The lower-than-expected labor market gains for September brought the average monthly job growth for the year down below 200 thousand, which could possibly slow down the housing industry for the rest of 2015, according to the Bureau of Labor Statistics. September saw a gain of just 142 thousand jobs, bringing the average monthly total for the first nine months of 2015 down to 198 thousand. By comparison, job gains averaged 260 thousand a month for the first nine months of 2014.

On September's weak jobs report, Realtor.com Chief Economist Jonathan Smoke said, quote, Job creation is a very important leading indicator of strong demand for housing. The strong employment results for the last two years created an uptick in household formation, which drives demand for home purchases and rentals. If this softening sticks, we could see less robust growth in the year ahead. Close quote. The soft job growth for September also makes it less likely that the Fed will raise rates at the next meeting in late October.

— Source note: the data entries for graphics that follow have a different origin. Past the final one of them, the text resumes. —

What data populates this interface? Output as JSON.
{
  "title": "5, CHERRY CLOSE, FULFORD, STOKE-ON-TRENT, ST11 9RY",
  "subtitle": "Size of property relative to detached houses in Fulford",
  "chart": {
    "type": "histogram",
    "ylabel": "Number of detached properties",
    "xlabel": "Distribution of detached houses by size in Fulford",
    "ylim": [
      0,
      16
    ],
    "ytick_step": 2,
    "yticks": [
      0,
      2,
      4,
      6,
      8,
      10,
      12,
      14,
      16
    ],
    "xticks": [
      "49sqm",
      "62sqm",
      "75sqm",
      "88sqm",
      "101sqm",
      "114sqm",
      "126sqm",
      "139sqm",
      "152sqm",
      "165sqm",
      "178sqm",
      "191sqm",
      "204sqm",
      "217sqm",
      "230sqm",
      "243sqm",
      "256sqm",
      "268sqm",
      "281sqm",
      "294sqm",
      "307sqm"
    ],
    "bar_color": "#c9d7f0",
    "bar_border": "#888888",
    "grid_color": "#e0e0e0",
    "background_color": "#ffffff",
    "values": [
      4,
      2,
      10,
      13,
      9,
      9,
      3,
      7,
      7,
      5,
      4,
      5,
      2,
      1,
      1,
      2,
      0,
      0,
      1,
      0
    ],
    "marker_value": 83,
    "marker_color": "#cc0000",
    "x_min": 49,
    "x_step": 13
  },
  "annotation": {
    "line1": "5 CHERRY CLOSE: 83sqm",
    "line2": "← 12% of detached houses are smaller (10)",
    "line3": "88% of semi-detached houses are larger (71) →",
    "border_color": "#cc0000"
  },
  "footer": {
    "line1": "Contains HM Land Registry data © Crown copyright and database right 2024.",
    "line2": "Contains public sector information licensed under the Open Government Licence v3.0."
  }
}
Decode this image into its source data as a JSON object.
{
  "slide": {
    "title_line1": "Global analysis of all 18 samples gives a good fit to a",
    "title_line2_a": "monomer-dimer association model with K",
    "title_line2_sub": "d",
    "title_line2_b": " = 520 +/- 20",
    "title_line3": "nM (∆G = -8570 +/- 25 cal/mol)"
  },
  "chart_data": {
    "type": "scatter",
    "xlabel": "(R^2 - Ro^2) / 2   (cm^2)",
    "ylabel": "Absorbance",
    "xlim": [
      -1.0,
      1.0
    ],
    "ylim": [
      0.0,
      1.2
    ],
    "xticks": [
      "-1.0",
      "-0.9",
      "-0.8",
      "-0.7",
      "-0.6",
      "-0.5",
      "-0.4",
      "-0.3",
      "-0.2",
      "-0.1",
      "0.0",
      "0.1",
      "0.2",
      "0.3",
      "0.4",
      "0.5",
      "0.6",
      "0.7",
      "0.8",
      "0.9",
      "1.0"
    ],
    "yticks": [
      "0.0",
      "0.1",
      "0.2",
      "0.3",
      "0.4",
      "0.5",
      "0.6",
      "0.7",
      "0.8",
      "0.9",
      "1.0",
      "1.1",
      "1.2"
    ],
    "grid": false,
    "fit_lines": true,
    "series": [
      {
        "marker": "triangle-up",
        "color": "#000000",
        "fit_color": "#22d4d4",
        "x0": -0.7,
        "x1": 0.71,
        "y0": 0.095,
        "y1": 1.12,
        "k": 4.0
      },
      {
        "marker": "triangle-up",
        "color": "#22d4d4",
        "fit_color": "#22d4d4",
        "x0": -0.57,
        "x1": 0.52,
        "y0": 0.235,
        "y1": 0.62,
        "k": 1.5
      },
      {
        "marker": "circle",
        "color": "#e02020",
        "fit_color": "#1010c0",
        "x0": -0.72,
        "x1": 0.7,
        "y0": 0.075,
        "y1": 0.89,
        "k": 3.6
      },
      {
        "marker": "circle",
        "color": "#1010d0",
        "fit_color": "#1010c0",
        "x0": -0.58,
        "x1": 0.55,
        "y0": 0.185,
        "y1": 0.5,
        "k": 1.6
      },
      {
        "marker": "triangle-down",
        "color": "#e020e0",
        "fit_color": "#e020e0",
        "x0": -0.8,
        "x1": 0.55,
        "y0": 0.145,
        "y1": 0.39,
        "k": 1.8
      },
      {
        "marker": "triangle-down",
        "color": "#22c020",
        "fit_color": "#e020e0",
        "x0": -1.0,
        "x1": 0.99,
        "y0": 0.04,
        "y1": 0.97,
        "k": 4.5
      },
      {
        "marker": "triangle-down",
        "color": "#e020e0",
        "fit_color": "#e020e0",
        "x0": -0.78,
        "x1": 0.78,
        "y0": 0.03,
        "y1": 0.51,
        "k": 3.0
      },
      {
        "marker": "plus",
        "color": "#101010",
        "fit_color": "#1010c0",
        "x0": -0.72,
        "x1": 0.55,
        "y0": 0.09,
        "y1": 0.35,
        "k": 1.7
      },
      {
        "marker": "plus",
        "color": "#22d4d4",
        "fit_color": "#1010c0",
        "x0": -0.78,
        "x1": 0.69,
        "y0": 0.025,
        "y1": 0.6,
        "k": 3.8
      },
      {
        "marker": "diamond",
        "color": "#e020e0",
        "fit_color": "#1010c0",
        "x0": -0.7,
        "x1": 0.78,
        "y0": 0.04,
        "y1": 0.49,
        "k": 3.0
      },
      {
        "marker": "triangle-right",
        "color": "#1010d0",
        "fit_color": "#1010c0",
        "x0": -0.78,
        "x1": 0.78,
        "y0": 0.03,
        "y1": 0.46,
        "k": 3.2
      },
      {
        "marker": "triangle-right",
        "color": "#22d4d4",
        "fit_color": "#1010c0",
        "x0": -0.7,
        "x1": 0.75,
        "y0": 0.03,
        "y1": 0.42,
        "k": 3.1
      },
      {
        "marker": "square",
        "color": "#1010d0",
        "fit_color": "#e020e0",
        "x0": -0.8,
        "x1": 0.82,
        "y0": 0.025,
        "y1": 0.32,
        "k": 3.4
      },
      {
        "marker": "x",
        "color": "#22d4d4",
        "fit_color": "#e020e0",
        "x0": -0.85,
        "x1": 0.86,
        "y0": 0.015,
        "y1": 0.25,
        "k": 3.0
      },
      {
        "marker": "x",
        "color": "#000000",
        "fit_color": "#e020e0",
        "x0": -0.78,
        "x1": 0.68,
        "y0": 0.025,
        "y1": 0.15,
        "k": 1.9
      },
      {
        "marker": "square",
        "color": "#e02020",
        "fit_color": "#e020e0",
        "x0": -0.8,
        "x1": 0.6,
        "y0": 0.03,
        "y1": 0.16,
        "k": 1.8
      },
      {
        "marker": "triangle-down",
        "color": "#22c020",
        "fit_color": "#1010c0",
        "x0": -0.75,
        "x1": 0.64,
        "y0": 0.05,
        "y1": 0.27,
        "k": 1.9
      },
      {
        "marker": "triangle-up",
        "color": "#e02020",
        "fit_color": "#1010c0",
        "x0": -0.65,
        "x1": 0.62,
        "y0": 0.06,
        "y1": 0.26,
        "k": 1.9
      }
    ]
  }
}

The House of Representatives will vote this week on a bill that will provide a hold harmless grace period for the Consumer Financial Protection Bureau's TILA-RESPA Integrated Disclosure Rule, which was scheduled to go into effect on October 3. On Wednesday, the House Financial Services Committee passed the H.R. 3192 Homebuyers Assistance Act, which could make the grace period official. House Majority Leader Kevin McCarthy released a statement announcing that the House will vote on the Homebuyers Assistance Act this week for those putting forth a good faith effort to comply with TRID.